With my post yesterday I appreciate it might be a bit long and perhaps focused mostly on my take on the meeting minutes. I wanted to be super clear about what I think about the situation, what will happen and what we can do – in super easy bullet form.
- Browser vendors for Firefox, Opera and IE will eventually implement
-webkit-prefixes (a subset). Sad, but true. It’s an amazingly bad idea, and I’d love to be wrong, but browsers are like bulldozers, they’ll go where they want and more importantly: need to go.
- Vendor prefixes are a good thing. Or rather experimental prefixes are a good thing. They allow developers to test and feed back to vendors.
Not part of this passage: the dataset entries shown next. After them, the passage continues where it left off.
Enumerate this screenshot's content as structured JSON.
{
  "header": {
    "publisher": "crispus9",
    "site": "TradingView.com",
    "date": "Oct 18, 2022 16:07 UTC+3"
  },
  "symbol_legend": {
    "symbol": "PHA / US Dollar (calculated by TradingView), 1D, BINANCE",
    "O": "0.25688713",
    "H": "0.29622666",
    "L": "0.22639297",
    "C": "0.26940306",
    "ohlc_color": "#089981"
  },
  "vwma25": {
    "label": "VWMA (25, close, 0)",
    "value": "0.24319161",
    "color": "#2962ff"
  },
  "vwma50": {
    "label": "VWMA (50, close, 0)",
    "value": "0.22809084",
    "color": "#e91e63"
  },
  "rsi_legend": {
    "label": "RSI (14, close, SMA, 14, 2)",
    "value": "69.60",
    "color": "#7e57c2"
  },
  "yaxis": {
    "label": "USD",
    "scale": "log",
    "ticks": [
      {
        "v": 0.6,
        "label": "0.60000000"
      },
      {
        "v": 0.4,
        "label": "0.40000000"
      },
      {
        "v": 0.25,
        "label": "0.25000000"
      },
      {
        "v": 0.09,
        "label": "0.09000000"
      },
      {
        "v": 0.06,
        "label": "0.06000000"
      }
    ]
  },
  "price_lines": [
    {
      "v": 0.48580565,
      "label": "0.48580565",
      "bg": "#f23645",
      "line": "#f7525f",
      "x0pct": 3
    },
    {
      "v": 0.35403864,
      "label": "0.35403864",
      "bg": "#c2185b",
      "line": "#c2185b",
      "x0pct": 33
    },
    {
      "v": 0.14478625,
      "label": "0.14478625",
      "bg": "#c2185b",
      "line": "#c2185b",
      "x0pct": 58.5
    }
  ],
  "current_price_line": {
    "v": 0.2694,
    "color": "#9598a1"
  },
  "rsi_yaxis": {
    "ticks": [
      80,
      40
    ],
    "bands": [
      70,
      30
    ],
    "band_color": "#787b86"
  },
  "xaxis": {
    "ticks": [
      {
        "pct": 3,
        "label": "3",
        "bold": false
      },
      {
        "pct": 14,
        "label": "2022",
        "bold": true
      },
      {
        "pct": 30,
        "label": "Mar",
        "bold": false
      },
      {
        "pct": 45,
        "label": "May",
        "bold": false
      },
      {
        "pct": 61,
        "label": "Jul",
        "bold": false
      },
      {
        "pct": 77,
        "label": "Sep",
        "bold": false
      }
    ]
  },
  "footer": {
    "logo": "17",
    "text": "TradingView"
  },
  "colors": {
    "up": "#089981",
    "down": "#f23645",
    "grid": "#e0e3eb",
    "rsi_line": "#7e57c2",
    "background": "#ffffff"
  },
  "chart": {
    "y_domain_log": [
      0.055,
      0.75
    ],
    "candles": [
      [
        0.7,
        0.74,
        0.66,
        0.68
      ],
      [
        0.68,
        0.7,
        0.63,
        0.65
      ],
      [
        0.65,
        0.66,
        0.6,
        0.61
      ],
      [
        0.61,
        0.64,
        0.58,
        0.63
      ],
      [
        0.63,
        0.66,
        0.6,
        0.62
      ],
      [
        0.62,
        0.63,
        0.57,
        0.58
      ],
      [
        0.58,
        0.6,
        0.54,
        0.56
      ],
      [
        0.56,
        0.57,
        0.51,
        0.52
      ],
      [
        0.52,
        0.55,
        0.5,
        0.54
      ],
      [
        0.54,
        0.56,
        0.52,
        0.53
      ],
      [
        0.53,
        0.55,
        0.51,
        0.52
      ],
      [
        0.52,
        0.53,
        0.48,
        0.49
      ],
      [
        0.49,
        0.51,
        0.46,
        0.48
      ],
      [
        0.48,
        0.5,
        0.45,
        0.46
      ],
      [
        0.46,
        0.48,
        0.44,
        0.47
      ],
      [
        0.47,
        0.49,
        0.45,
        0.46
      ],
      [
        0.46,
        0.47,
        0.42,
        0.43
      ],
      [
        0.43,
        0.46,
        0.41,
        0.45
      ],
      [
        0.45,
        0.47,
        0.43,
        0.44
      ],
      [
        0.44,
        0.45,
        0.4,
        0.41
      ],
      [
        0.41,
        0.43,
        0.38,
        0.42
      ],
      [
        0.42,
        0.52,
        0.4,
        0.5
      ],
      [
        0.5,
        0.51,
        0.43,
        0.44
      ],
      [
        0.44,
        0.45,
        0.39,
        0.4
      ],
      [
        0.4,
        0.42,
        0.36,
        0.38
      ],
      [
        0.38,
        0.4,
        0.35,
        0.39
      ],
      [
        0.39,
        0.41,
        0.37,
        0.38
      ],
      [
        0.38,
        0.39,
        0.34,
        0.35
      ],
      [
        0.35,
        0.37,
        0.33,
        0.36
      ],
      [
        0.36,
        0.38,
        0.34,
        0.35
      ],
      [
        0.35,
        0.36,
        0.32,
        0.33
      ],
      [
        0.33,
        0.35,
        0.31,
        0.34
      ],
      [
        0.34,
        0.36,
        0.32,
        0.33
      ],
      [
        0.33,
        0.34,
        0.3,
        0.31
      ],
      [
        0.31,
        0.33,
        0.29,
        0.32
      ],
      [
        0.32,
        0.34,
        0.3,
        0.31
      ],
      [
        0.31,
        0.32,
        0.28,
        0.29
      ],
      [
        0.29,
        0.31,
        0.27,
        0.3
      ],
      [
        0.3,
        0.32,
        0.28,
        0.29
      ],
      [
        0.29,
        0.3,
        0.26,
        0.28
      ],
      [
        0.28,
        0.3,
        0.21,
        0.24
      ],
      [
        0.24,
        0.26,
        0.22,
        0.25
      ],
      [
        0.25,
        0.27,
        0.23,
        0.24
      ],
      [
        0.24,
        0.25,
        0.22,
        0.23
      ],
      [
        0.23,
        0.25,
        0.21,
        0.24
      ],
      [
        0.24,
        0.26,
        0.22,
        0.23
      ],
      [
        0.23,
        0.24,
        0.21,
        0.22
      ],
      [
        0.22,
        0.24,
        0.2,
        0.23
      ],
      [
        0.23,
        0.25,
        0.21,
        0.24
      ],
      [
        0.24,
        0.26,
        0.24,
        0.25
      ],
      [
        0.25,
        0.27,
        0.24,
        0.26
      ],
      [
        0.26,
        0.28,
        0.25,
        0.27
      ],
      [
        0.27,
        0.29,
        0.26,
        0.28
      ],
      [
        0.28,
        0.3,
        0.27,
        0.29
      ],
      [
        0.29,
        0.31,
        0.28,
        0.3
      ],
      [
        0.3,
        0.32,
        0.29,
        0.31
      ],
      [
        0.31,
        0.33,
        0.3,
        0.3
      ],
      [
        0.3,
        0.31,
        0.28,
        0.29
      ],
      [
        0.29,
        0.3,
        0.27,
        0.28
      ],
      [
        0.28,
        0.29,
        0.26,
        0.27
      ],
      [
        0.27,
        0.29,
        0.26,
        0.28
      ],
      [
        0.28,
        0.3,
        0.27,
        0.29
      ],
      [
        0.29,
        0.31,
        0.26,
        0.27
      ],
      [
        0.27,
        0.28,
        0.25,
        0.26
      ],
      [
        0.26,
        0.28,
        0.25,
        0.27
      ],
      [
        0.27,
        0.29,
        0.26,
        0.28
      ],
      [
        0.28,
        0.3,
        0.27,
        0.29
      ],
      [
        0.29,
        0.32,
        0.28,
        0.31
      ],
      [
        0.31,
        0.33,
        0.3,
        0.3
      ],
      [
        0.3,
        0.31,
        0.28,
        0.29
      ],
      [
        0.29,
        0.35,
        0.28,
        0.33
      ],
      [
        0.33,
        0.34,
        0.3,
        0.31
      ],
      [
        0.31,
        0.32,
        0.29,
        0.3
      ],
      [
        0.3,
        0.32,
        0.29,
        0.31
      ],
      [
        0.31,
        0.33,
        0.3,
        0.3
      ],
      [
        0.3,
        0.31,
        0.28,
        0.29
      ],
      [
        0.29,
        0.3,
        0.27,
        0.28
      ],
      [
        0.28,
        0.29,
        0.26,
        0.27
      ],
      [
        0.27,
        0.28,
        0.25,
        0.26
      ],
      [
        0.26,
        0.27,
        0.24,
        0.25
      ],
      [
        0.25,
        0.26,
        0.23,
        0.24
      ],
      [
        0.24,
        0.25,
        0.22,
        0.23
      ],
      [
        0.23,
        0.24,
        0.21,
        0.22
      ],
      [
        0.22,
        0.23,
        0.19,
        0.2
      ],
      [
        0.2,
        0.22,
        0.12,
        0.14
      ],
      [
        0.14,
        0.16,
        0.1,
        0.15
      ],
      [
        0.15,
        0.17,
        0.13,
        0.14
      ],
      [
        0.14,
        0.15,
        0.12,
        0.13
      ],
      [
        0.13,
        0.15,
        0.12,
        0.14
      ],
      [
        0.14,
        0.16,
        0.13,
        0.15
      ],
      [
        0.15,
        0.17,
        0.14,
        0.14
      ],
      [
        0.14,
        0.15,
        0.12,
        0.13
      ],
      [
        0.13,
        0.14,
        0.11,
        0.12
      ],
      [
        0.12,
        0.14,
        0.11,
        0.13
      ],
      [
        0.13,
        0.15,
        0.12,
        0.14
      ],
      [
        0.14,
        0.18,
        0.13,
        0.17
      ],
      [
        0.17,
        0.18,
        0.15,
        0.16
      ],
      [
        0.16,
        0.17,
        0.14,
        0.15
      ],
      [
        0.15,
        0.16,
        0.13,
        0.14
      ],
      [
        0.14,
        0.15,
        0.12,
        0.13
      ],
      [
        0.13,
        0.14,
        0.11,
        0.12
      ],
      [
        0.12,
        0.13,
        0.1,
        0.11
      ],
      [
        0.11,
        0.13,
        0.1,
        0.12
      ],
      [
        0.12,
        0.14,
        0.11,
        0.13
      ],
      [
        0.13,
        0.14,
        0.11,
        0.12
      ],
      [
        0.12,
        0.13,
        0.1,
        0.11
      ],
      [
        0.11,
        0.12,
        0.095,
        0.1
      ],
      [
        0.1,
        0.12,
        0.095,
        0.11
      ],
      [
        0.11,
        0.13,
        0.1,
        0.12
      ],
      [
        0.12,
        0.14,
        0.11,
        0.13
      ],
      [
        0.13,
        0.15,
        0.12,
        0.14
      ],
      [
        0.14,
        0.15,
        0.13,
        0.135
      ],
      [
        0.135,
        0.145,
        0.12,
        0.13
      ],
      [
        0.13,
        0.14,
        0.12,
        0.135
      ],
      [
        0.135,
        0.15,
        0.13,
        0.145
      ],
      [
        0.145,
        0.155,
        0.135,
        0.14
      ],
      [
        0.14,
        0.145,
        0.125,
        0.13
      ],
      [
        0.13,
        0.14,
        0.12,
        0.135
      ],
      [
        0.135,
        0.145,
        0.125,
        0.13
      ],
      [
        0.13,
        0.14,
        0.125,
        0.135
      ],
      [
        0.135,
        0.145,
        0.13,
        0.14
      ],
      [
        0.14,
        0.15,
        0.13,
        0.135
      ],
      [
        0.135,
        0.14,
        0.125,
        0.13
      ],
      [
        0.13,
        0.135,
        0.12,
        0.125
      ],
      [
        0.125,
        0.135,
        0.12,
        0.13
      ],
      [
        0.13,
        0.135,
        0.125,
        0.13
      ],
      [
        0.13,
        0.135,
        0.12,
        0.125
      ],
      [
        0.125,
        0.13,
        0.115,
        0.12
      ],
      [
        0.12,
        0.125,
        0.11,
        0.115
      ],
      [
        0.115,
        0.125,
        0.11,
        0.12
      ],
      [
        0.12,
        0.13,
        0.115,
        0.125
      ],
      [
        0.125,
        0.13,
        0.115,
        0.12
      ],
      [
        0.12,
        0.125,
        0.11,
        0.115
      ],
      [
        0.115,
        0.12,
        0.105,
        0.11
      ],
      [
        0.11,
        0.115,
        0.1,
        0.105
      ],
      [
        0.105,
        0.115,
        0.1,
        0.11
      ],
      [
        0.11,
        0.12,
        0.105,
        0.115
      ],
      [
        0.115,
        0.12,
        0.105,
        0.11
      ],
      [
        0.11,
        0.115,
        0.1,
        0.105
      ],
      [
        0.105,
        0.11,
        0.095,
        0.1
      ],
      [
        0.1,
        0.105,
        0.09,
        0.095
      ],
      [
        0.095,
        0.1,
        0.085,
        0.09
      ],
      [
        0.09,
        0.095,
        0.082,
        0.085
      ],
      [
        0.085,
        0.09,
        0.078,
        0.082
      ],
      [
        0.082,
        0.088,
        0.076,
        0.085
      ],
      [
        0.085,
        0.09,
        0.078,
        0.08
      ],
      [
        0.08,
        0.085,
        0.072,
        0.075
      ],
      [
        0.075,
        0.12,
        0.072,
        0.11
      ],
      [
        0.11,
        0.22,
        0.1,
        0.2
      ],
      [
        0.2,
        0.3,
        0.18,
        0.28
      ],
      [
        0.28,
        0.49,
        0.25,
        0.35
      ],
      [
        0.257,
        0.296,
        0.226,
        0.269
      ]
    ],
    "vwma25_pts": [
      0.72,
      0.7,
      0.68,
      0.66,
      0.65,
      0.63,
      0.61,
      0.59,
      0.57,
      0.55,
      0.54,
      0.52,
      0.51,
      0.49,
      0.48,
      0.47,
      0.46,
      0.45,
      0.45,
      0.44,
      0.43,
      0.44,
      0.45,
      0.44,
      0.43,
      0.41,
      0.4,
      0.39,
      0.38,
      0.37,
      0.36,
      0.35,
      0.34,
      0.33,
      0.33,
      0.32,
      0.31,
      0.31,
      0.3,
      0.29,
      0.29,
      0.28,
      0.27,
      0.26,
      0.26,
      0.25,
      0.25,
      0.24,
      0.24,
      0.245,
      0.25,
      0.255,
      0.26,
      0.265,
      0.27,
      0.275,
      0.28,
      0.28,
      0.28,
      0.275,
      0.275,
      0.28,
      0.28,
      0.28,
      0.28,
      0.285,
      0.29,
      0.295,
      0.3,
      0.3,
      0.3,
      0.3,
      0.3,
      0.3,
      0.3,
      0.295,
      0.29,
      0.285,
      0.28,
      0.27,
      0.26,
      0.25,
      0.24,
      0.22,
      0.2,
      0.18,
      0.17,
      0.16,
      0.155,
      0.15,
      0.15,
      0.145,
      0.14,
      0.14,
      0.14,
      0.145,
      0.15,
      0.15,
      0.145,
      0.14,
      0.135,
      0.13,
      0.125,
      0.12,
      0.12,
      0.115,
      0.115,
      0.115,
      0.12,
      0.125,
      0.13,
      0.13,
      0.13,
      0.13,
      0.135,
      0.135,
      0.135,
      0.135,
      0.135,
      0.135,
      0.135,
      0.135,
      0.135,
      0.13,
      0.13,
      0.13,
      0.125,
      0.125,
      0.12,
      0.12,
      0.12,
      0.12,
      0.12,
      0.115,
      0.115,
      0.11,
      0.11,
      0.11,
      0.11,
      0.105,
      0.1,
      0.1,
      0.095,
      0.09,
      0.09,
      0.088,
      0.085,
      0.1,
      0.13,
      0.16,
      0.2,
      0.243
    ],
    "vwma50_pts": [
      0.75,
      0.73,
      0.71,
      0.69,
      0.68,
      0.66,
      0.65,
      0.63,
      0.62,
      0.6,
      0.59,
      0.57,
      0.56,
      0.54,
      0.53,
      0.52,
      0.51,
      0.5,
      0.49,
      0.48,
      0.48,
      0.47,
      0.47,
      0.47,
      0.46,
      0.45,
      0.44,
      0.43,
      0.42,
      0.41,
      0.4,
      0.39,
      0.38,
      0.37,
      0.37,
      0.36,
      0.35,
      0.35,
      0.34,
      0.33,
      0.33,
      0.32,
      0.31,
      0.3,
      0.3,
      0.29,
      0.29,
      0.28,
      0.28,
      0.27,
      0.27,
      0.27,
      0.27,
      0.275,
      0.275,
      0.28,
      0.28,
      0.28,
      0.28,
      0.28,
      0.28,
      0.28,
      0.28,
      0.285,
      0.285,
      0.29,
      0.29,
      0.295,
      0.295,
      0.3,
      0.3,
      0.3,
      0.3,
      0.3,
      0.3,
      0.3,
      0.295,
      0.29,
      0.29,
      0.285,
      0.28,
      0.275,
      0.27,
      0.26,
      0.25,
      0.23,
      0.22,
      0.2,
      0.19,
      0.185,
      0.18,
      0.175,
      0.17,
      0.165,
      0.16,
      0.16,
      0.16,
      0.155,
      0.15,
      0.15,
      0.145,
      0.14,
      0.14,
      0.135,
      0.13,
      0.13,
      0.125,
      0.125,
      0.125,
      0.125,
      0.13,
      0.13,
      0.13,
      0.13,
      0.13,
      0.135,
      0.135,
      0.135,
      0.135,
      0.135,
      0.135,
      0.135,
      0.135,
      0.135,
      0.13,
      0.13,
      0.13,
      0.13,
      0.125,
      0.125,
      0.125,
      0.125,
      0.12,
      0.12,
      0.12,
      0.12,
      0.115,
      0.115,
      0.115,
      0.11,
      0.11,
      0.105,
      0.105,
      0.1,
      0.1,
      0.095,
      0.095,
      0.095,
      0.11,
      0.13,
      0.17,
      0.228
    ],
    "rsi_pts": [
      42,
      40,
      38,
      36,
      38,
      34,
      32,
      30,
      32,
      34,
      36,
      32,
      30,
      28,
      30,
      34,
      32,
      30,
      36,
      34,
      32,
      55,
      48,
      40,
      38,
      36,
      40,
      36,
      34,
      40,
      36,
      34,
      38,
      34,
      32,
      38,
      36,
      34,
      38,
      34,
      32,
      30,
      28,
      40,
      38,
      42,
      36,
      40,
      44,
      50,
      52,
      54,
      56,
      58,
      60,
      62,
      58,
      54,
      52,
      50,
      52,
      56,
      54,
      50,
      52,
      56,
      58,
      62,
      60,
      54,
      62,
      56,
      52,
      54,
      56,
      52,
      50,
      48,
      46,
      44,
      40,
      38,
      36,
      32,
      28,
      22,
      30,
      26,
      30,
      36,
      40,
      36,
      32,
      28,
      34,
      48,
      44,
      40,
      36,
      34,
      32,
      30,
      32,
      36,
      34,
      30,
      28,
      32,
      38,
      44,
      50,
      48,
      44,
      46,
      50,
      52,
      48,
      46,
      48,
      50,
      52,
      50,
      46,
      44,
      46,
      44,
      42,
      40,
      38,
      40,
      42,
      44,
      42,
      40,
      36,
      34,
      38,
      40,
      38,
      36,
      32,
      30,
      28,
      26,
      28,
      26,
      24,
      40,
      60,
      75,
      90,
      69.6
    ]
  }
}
- Vendor prefixes should be dropped from production level browsers and only made available in beta browser versions.
- Point above will not happen (or at least in the short term). Google and Apple have said as much. This was the same reasons Microsoft gave: they didn’t want to break the web. Microsoft did eventually drop propitiatory tech like CSS filters (well, it vendor-prefixed it, but the effect non-prefixed is “broken” in IE9), so maybe in the future this may happen.
- Maybe the middle ground is we draw a line in the sand, and say: All current prefixes will remain as they are (WRT production browsers). All new experimental properties will have a finite lifetime, and not make it to production.
- Yep, the working group should move faster to retire beta technology (if it works), but this hasn’t happened any time soon (see the irony?!).
- Do not go duplicating every
-webkit-prefix you find: they’re not all supported, nor are all the values always the same. Use your head, obviously! This needs to be done on a case-by-case basis. ie. Add
-moz-et al for
-webkit-border-radiusbut when you encounter linear gradients the syntax is different.
- Do check your code against tools like csslint – it will tell you which vendor-prefixes can be reused today. I’m close to having a tool ready that will automatically fix these for you – but to be clear: this will only stem the flow of the wound, and doesn’t fix it ultimately for the future.
- Should all browsers use the WebKit render engine? Hell no. WebKit would continue to innovate until it was finished, then we’d have that really long quiet period that Microsoft demonstrated with IE6, where expectations move on but browsers don’t. No, this a stupid suggestion.
- Don’t stop evangelising. It’s a slow slog and is never a completed job.